Monday, February 23, 2009

Day 66 - Munich

Today Keeley and I decided to go in separate directions. I took the 45min walk to Olympia Park to see the BMW museum and showrooms. The buildings are impressive, particularly the brand new BMW Welt (World), a huge indoor showroom of every BMW series on the market. It also has a restaurant, concert hall, and a number of interactive displays advertising all the new technology being incorporated in the cars. The museum was even better, and predictably slick in its presentation. It began with a very cool dynamic sculpture of dozens of silver balls on strings that would form different shapes, like the outline of a car or abstract ideas like wind, progress, sportiness, etc. What followed was, from a cynical point of view, an hour or so of exhibits of essentially BMW self-congratulation and propaganda. It was, however, highly enjoyable, much like an exclusive motor show. I saw the history and development of the brand's cars and motorcycles, played with some very cool computer technology (the projector ones that sense where you're pointing), saw touring cars, F1 cars, luxury vehicles, a special section dedicated to the M-Sport division, a cool display that showed every model badge for the last forty years, and an interesting exhibit on the future of driving. There was a hydrogen race car, a concept car with a number of 'practical' developments, and some really out-there ideas like asymmetrical LED tail lights to improve the response time of the driver behind.
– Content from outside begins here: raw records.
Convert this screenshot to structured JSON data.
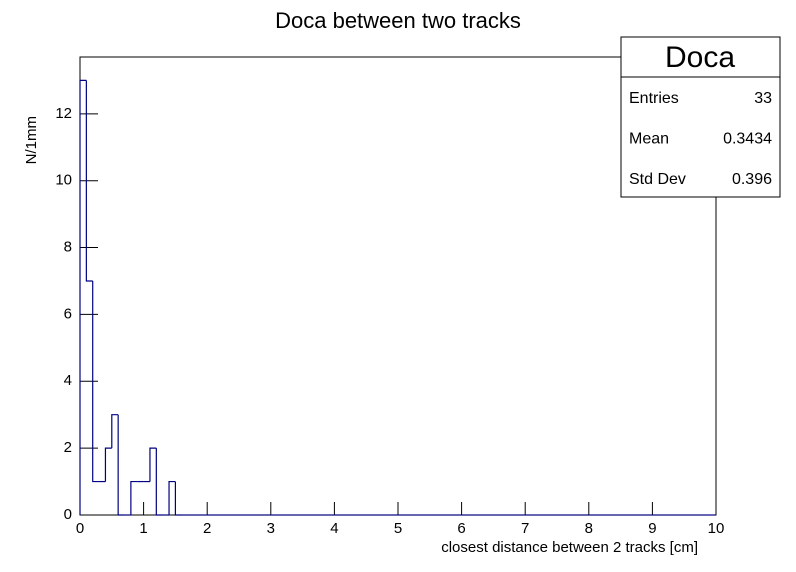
{
  "chart_data": {
    "type": "histogram",
    "title": "Doca between two tracks",
    "xlabel": "closest distance between 2 tracks   [cm]",
    "ylabel": "N/1mm",
    "color": "#000080",
    "bins": [
      0,
      0.1,
      0.2,
      0.3,
      0.4,
      0.5,
      0.6,
      0.7,
      0.8,
      0.9,
      1,
      1.1,
      1.2,
      1.3,
      1.4,
      1.5,
      1.6,
      1.7,
      1.8,
      1.9,
      2,
      2.1,
      2.2,
      2.3,
      2.4,
      2.5,
      2.6,
      2.7,
      2.8,
      2.9,
      3,
      3.1,
      3.2,
      3.3,
      3.4,
      3.5,
      3.6,
      3.7,
      3.8,
      3.9,
      4,
      4.1,
      4.2,
      4.3,
      4.4,
      4.5,
      4.6,
      4.7,
      4.8,
      4.9,
      5,
      5.1,
      5.2,
      5.3,
      5.4,
      5.5,
      5.6,
      5.7,
      5.8,
      5.9,
      6,
      6.1,
      6.2,
      6.3,
      6.4,
      6.5,
      6.6,
      6.7,
      6.8,
      6.9,
      7,
      7.1,
      7.2,
      7.3,
      7.4,
      7.5,
      7.6,
      7.7,
      7.8,
      7.9,
      8,
      8.1,
      8.2,
      8.3,
      8.4,
      8.5,
      8.6,
      8.7,
      8.8,
      8.9,
      9,
      9.1,
      9.2,
      9.3,
      9.4,
      9.5,
      9.6,
      9.7,
      9.8,
      9.9,
      10
    ],
    "values": [
      13,
      7,
      1,
      1,
      2,
      3,
      0,
      0,
      1,
      1,
      1,
      2,
      0,
      0,
      1,
      0,
      0,
      0,
      0,
      0,
      0,
      0,
      0,
      0,
      0,
      0,
      0,
      0,
      0,
      0,
      0,
      0,
      0,
      0,
      0,
      0,
      0,
      0,
      0,
      0,
      0,
      0,
      0,
      0,
      0,
      0,
      0,
      0,
      0,
      0,
      0,
      0,
      0,
      0,
      0,
      0,
      0,
      0,
      0,
      0,
      0,
      0,
      0,
      0,
      0,
      0,
      0,
      0,
      0,
      0,
      0,
      0,
      0,
      0,
      0,
      0,
      0,
      0,
      0,
      0,
      0,
      0,
      0,
      0,
      0,
      0,
      0,
      0,
      0,
      0,
      0,
      0,
      0,
      0,
      0,
      0,
      0,
      0,
      0,
      0
    ],
    "xlim": [
      0,
      10
    ],
    "xticks": [
      0,
      1,
      2,
      3,
      4,
      5,
      6,
      7,
      8,
      9,
      10
    ],
    "ylim": [
      0,
      13.7
    ],
    "yticks": [
      0,
      2,
      4,
      6,
      8,
      10,
      12
    ],
    "stats": {
      "name": "Doca",
      "rows": [
        [
          "Entries",
          "33"
        ],
        [
          "Mean",
          "0.3434"
        ],
        [
          "Std Dev",
          "0.396"
        ]
      ]
    }
  }
}
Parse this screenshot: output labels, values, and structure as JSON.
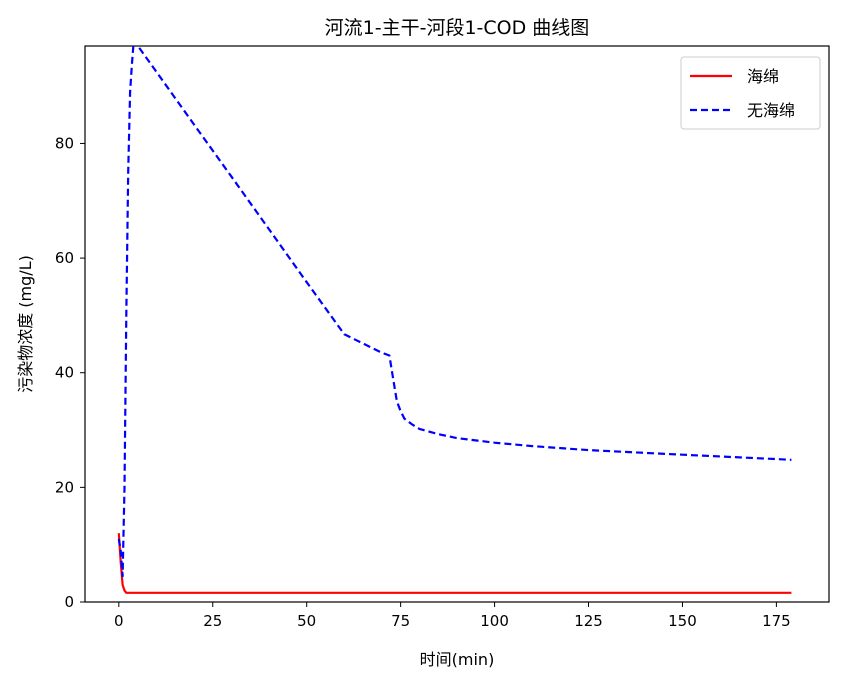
{
  "chart_data": {
    "type": "line",
    "title": "河流1-主干-河段1-COD 曲线图",
    "xlabel": "时间(min)",
    "ylabel": "污染物浓度 (mg/L)",
    "xlim": [
      -9,
      189
    ],
    "ylim": [
      0,
      97
    ],
    "xticks": [
      0,
      25,
      50,
      75,
      100,
      125,
      150,
      175
    ],
    "yticks": [
      0,
      20,
      40,
      60,
      80
    ],
    "legend_position": "upper right",
    "grid": false,
    "series": [
      {
        "name": "海绵",
        "color": "#ff0000",
        "style": "solid",
        "x": [
          0,
          0.5,
          1,
          1.5,
          2,
          3,
          5,
          10,
          50,
          100,
          150,
          179
        ],
        "y": [
          12,
          7,
          3,
          2,
          1.6,
          1.6,
          1.6,
          1.6,
          1.6,
          1.6,
          1.6,
          1.6
        ]
      },
      {
        "name": "无海绵",
        "color": "#0000ff",
        "style": "dashed",
        "x": [
          0,
          0.5,
          1,
          1.5,
          2,
          2.5,
          3,
          3.5,
          4,
          10,
          20,
          30,
          40,
          50,
          60,
          70,
          72,
          73,
          74,
          75,
          76,
          78,
          80,
          85,
          90,
          100,
          110,
          125,
          150,
          179
        ],
        "y": [
          11,
          9,
          4.5,
          20,
          50,
          75,
          89,
          94,
          98,
          92.5,
          83.3,
          74.2,
          65,
          55.8,
          46.7,
          43.5,
          43,
          39,
          35,
          33.3,
          32,
          31,
          30.2,
          29.3,
          28.6,
          27.8,
          27.2,
          26.5,
          25.7,
          24.8
        ]
      }
    ]
  }
}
Interestingly, BMW's design department operates in small teams in a competition atmosphere in the initial phase, so the first response is actually a design competition within the company. It was a very worthwhile experience, but I think Keeley did the right thing by not coming. She would've been bored and it would have been a waste of money.

 

The second part of the day was also enjoyable. In her travels Keeley had discovered a festival, and by the time we got back there it was well and truly in full swing. Almost everyone (including the middle-aged, almost more than anyone) had dressed up in crazy costumes, from fluoro fur to witches, dragons, clowns, bunny rabbits, blue men, criminals, you name it. There were alcohol stalls lining the streets, huge pretzels bigger than out heads (they even taste like the little pretzels in a packet you get at home), poor quality song and dance on three big stages, drum groups, and a general carnival atmosphere. More amazing than anything was how quickly it went up. There was no sign of it on our walking tour yesterday (the soccer must have distracted everyone) yet today it was completely on. It was great to be part of the party, the atmosphere was fantastic.